I don't agree. It's pretty clear that when you call applyCSS(), then
CSS is applied. The rest of the JFX API works exactly as expected and
as documented. The programmer has precise control over what happens,
when it happens and where it happens.
Can you summarize what "validate" does? Is it sent to a leaf or the
root node or does it matter?
Steve
On 12/07/2013 6:36 AM, Martin Sladecek wrote:
What you suggest would be quite hard to use. Actually I think most of
the developers will not know how to use it properly in order to get
the right measurement.
Simple "validate" call would be more convenient and less error-prone.
-Martin
On 07/12/2013 12:02 AM, steve.x.northo...@oracle.com wrote:
I don't think I understand the answer. Are you saying that what we
are suggesting is wrong conceptually or hard to implement or ...?
Steve
On 11/07/2013 1:23 PM, Martin Sladecek wrote:
No, I will change the dirty roots to dirty flags on every node. With
them, it's possible to use it the way you suggest (applyCSS & layout
on nearest layout root), but it's much more convenient if we could
identify the layout root of the subtree and apply the layout from
there downwards. I think it's something most of the usecases would
want (SB, snapshot) but it's not that simple to identify layout root
(we have private flag for that in every Node, so internally it's
just one boolean check).
-Martin
On 07/11/2013 05:15 PM, Richard Bair wrote:
This might work for CSS, but won't for layout.
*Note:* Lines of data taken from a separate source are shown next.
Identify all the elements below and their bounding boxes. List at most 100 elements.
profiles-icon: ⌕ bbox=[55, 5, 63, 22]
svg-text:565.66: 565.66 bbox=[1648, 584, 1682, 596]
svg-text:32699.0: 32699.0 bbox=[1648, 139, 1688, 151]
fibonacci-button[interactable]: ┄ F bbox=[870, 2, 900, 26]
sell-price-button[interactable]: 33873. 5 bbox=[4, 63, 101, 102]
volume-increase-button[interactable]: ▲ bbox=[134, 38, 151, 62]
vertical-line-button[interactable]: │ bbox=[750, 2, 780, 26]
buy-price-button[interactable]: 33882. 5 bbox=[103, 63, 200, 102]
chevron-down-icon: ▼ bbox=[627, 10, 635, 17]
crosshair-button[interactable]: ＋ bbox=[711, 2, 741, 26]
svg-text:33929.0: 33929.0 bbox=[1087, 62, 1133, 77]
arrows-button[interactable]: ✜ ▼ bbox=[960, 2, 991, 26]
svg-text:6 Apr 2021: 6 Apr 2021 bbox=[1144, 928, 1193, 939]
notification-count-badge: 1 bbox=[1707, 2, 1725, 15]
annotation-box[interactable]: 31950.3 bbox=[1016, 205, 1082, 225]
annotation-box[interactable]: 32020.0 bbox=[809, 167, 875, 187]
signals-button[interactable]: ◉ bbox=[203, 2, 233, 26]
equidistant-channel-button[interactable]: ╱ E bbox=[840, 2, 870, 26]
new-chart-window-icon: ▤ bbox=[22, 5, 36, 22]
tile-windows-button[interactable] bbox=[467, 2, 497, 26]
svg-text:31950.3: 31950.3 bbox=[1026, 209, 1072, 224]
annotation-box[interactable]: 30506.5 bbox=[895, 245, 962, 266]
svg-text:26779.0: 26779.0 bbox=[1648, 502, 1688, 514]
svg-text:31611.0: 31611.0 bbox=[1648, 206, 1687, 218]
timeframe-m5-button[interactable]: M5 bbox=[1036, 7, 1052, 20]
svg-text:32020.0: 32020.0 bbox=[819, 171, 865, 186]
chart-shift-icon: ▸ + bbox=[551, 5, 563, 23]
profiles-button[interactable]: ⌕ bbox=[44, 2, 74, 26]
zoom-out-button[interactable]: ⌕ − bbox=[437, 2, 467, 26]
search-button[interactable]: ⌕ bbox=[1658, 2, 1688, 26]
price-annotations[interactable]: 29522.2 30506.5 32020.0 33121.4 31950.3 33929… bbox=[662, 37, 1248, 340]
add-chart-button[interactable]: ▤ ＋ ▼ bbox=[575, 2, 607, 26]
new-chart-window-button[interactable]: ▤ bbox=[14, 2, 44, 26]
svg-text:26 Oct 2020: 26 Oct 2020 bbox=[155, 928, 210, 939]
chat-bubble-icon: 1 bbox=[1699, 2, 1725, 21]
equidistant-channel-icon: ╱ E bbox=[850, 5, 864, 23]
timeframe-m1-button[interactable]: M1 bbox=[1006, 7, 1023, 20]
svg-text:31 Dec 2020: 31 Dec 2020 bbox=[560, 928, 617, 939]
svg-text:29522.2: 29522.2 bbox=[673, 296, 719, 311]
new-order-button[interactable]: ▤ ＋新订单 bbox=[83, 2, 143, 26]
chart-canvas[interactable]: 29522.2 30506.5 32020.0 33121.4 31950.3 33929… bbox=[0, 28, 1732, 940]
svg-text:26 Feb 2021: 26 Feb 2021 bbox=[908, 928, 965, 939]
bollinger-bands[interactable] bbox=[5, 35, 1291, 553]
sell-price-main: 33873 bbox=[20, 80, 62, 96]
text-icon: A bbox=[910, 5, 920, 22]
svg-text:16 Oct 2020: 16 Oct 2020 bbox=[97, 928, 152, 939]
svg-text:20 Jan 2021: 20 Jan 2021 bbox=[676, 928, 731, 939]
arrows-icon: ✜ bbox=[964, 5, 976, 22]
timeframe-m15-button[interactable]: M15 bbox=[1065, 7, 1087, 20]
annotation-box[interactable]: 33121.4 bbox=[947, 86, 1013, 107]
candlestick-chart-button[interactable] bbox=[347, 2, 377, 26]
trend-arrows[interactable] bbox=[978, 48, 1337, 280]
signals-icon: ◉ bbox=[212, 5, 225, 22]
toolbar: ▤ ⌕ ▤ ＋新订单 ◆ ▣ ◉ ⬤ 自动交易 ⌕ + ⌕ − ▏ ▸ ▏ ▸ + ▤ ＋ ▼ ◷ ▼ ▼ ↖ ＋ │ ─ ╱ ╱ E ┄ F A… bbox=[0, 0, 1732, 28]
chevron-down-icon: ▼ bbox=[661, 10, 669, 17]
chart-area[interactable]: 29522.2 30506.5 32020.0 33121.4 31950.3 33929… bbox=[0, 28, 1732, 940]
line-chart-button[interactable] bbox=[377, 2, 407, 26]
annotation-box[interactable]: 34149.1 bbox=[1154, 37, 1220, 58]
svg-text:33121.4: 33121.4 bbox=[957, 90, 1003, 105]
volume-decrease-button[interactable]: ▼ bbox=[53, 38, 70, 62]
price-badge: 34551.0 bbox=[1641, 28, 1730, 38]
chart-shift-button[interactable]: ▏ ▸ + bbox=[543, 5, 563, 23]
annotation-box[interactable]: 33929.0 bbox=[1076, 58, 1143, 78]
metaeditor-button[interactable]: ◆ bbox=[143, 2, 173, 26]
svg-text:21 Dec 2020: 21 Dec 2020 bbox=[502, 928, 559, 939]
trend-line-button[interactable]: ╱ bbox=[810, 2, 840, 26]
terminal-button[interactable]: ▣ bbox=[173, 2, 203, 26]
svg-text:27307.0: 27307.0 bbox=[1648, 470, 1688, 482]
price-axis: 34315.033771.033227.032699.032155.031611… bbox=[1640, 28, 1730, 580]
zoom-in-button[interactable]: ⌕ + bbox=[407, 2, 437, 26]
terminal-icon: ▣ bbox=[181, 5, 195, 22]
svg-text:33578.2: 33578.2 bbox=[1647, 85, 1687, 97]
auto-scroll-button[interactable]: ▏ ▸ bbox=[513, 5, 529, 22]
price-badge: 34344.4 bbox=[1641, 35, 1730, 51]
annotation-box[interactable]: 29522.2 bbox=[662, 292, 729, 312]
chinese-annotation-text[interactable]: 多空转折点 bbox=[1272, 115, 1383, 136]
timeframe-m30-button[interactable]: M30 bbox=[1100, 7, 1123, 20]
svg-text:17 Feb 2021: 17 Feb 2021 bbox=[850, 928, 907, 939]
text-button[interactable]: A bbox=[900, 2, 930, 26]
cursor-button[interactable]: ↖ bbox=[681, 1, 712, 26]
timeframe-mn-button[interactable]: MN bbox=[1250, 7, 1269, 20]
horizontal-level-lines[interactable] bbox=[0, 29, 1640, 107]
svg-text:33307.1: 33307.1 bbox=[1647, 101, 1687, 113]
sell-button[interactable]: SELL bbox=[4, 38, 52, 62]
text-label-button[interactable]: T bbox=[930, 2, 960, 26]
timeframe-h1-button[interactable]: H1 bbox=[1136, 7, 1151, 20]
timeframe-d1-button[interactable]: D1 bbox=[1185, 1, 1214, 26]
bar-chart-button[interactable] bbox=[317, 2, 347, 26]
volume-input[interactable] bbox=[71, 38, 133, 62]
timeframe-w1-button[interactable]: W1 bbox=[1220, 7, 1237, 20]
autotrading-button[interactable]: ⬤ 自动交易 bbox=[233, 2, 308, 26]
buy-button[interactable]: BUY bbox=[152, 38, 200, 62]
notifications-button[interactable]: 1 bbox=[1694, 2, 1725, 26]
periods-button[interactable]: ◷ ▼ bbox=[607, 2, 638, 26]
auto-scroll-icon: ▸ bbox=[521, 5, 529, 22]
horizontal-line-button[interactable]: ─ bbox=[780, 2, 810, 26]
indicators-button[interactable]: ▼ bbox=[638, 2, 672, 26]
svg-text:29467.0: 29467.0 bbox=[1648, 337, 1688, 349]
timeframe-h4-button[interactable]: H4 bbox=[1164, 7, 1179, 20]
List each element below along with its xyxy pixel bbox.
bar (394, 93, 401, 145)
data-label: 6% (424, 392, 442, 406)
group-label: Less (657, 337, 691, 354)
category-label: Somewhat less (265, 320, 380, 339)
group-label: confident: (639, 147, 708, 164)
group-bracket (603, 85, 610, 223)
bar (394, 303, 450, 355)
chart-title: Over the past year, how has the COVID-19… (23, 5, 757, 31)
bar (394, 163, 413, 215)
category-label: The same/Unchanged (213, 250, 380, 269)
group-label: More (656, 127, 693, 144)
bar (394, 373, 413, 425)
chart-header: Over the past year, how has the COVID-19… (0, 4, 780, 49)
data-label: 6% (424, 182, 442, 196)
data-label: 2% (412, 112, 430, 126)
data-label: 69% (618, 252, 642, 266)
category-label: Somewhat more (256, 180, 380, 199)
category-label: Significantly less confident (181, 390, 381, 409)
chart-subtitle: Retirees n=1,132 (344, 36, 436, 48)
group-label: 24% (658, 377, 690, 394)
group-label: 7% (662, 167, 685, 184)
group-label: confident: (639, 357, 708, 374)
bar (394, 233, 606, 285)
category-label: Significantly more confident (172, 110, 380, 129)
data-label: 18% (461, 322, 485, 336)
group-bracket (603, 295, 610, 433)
The second example
won't work because you'd just do layout of the node itself. It
might get a different size from it's parent during the next
layout pass (and the parent from it's parent, etc...). So the
layout will look different after the next pulse. This is why we
need more than layout() call and it's not just about adding the CSS.
If I understand properly this would be the correct behavior. If I
ask a subtree of nodes to layout after setting the size of the
subtree root, then go farther up the tree to an ancestor, ensure
the ancestor has a size and layout again, the original subtree
might be layed out differently and I would expect that. If I need
to take a snapshot of a child and it has to be in context of the
entire tree, I do CC in the root, force layout in the root and
then take a snapshot of the child.
That was what I was thinking as well, I don't understand why we
have to do more than provide a way to apply CSS in order to satisfy
all the use cases? Note that the old implementation (with lists of
dirty roots on the Scene, or is this still the way we do it?) might
be problematic here, I don't know, but from an API point of view,
it seems like this is exactly what you want.